Tobias Etter

Personal information
- Full name: Tobias Etter
- Nickname: Toby
- Nationality: Switzerland
- Born: 27 October 1980 (age 45) Egg, Zürich, Switzerland
- Height: 1.70 m (5 ft 7 in)
- Weight: 62 kg (137 lb)

Sailing career
- Sport: Sailing
- Club: SC Schloss Greifensee
- Class: Dinghy

Medal record
Men's sailing
Representing Switzerland
Summer Universiade
| Bronze medal – third place | 2005 İzmir | 470 |

= Tobias Etter =

Swiss sailor (born 1980)

Tobias Etter (born 27 October 1980) is a Swiss former sailor, who specialized in the two-person dinghy (470) class. Together with his partner Felix Steiger, he was named one of the country's top sailors in the double-handed dinghy for the 2008 Summer Olympics, finishing in a distant twenty-third place. Outside his Olympic career, he and Steiger locked the podium spot with a bronze in the men's 470 at the 2005 Summer Universiade in İzmir, Turkey. Etter trained most of his sporting career at Schloss Greifensee Sailing Club in the outskirts of Zürich.
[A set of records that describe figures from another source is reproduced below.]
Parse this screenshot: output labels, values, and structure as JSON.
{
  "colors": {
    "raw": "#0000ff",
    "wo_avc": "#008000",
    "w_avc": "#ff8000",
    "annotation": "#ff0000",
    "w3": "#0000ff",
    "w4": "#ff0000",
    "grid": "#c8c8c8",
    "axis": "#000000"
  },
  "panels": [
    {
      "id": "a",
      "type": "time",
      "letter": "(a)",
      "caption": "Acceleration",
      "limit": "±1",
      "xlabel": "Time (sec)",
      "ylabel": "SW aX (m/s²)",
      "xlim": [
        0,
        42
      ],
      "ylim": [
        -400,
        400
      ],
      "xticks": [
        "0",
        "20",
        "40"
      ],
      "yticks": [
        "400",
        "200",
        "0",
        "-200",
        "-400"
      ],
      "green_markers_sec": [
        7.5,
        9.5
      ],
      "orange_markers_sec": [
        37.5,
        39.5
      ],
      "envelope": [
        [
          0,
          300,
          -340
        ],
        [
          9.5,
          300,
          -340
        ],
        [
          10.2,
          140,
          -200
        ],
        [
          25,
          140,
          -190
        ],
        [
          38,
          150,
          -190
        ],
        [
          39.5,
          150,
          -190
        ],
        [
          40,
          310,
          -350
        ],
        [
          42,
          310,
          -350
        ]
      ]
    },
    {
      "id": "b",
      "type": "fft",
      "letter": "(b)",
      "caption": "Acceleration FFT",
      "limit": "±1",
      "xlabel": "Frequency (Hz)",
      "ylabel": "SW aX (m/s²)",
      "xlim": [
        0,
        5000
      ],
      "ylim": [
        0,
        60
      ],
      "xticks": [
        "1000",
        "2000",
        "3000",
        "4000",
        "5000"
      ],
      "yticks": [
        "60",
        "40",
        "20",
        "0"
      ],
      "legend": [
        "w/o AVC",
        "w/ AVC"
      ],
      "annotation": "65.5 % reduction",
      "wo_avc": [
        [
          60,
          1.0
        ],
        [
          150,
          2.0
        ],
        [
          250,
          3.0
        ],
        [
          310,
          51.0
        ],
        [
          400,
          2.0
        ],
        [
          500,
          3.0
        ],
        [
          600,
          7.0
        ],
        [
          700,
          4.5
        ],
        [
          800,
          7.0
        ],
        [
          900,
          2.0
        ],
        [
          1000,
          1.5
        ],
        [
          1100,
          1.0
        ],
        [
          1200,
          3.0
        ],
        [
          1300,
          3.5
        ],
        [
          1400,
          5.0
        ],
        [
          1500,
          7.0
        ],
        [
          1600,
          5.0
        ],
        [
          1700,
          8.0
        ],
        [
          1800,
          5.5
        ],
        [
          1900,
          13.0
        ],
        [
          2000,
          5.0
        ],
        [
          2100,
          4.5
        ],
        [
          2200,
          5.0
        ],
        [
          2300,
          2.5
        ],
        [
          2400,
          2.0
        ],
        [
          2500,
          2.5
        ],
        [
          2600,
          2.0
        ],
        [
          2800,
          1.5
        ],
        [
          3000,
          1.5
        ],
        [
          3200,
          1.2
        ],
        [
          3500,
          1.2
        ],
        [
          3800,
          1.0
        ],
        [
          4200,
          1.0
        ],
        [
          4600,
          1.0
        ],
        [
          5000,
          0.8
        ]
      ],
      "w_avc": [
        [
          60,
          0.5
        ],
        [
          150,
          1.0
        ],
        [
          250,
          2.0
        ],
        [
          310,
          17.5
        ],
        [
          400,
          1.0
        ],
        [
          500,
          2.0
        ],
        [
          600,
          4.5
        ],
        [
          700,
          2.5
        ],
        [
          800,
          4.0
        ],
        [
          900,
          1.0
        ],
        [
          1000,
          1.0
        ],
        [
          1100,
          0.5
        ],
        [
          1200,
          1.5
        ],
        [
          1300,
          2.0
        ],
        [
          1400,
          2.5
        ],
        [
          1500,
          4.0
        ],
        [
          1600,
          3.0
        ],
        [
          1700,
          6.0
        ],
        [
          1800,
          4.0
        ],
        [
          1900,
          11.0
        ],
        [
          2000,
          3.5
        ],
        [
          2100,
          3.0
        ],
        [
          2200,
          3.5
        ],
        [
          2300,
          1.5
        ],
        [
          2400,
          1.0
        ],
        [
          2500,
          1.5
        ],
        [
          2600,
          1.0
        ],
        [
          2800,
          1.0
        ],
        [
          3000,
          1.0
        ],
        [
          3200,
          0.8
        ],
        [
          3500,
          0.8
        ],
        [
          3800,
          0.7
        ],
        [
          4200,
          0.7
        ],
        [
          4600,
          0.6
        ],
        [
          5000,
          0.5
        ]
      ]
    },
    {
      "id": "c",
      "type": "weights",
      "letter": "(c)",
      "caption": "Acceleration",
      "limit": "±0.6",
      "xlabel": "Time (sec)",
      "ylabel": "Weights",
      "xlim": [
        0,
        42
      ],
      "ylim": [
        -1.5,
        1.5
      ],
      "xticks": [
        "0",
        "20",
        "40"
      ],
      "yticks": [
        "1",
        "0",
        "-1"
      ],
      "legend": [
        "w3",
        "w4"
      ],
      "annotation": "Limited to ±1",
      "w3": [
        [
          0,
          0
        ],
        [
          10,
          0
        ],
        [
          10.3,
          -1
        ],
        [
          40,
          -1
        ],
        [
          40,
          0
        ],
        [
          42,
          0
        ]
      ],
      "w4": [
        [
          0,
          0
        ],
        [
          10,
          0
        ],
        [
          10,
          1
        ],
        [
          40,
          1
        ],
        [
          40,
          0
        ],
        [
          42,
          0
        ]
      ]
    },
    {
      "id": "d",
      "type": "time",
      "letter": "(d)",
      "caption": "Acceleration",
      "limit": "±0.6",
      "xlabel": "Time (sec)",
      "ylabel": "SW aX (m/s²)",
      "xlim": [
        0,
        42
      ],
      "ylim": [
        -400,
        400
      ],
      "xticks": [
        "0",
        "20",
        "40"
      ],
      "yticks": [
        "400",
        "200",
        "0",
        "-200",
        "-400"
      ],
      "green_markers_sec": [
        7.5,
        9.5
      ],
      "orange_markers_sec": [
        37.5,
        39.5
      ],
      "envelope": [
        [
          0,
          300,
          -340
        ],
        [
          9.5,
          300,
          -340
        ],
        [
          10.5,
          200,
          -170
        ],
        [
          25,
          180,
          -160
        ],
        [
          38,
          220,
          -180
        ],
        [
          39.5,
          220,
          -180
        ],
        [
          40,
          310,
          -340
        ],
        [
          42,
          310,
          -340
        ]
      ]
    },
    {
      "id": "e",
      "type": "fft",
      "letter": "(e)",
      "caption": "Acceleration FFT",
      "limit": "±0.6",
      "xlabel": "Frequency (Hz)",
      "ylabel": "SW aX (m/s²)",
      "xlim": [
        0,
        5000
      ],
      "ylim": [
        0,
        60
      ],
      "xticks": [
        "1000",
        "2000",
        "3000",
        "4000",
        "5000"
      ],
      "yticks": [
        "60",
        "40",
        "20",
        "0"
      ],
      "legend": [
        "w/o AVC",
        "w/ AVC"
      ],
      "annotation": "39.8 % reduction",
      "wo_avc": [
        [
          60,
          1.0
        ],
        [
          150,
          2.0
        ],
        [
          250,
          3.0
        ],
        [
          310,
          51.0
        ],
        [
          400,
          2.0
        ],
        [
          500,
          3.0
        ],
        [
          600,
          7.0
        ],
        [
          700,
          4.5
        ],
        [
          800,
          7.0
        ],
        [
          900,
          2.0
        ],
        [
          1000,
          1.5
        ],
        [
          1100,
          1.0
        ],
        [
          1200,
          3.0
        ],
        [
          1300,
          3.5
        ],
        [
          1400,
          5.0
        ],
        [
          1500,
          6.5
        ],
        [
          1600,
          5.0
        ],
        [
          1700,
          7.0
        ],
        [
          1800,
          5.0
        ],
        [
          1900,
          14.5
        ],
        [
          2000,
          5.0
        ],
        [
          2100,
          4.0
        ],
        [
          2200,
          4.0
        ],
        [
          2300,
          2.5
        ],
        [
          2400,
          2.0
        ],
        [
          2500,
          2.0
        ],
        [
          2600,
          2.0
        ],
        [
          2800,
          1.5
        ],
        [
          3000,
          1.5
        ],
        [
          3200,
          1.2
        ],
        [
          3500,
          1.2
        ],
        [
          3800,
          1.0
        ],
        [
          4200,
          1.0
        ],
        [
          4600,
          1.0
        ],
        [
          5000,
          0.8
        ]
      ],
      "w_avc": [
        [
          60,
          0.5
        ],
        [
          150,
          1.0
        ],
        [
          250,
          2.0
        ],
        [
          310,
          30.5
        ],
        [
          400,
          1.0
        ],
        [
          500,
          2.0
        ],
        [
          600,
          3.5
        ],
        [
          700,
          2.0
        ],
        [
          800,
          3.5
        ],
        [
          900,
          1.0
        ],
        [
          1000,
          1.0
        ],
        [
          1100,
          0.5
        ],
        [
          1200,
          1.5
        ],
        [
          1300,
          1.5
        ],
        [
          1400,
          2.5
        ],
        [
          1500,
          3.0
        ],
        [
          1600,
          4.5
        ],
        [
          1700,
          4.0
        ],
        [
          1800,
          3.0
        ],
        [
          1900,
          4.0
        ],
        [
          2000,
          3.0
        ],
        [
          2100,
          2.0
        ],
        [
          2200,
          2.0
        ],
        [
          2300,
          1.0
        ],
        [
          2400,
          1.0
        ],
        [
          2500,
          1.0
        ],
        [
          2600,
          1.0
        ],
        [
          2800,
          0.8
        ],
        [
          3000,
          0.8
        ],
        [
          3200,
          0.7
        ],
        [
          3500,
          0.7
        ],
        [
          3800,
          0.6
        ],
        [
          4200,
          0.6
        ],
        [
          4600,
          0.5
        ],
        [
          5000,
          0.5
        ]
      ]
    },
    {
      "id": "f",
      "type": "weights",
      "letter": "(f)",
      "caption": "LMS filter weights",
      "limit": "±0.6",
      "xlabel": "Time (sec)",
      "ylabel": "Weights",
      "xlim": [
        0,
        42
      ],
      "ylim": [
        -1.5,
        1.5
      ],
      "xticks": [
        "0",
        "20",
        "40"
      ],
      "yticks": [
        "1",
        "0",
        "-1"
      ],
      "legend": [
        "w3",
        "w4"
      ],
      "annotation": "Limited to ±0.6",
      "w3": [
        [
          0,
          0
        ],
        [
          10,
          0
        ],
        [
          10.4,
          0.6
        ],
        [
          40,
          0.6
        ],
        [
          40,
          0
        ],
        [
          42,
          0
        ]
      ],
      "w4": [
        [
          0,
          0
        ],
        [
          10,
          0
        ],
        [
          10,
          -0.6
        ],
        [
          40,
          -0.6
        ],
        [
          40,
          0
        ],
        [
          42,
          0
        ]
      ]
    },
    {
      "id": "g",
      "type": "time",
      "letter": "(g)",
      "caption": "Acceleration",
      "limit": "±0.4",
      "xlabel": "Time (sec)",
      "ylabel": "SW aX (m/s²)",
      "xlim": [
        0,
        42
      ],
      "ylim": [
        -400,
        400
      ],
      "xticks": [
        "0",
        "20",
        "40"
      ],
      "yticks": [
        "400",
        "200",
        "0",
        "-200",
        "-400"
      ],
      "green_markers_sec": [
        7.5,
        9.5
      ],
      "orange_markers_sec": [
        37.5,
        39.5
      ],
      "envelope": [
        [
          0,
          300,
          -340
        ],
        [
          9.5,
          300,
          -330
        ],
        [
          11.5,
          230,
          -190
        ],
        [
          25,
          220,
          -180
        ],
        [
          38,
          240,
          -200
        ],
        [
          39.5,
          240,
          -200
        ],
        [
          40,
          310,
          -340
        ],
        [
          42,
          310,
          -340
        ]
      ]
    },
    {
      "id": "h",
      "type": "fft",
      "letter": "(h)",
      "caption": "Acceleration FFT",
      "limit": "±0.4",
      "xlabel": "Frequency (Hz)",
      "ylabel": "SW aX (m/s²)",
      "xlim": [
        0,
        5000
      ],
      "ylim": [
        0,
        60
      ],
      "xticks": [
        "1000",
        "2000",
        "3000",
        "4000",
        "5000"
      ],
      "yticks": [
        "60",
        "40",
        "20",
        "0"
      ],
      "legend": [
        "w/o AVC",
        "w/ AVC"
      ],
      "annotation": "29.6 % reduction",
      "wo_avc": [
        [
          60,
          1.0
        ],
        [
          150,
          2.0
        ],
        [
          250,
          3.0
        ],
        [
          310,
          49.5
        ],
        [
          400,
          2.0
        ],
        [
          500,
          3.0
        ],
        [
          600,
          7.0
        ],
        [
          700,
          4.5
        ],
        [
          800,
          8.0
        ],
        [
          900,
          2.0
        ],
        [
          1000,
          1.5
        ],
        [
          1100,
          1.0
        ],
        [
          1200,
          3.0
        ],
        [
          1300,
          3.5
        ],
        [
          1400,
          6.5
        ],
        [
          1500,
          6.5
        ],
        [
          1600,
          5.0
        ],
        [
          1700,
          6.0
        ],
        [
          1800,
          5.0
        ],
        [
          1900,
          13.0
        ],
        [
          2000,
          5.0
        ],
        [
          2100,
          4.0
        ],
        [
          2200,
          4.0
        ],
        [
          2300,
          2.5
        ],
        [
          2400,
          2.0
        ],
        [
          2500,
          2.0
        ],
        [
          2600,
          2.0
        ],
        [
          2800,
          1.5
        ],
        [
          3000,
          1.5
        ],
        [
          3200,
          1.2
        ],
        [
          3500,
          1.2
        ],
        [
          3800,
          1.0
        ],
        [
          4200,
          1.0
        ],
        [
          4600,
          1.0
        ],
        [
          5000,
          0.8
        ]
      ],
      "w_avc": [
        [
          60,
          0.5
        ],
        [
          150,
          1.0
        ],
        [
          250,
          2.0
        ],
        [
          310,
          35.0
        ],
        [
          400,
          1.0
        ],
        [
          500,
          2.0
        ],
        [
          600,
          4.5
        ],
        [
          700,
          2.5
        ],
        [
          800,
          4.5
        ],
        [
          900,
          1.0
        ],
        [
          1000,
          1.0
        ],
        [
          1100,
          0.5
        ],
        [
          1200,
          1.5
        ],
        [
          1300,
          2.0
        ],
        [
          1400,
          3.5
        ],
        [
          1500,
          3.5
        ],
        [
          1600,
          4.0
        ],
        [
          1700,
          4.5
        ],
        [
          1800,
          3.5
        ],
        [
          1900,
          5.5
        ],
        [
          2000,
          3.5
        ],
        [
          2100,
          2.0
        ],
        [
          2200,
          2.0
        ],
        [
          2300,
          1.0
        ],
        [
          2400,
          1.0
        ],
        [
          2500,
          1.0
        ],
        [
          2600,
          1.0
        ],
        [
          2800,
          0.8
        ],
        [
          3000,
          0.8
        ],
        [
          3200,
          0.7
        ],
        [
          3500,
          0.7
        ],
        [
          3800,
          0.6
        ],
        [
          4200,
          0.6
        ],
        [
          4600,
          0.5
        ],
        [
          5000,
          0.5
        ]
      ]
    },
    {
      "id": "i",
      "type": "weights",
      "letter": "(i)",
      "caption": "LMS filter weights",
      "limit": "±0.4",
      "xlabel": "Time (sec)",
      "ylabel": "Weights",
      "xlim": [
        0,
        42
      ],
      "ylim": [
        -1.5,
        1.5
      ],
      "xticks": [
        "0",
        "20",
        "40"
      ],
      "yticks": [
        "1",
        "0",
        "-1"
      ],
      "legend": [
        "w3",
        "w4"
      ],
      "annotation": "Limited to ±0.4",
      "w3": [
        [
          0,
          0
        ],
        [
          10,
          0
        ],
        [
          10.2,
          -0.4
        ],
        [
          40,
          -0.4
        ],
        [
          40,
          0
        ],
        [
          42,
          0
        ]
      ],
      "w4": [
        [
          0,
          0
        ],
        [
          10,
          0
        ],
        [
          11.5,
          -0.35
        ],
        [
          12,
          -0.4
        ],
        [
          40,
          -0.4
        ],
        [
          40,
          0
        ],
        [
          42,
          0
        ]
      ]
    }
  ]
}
Etter competed for the Swiss sailing squad, as a skipper in the men's 470 class, at the 2008 Summer Olympics in Beijing. He and crew member Steiger topped the Swiss Sailing Federation's selection criteria for a coveted spot on the Olympic team, based on their cumulative scores attained in a series of international regattas, including their top 40 finish at the Worlds nearly eight months earlier in Melbourne, Australia. The Swiss duo successfully posted a triad of single-digit marks each in races 3, 5, and 9, but a random wave of substandard outcomes throughout the series pushed both Etter and Steiger to the middle of a 29-boat fleet, sitting them in twenty-third overall with 162 net points.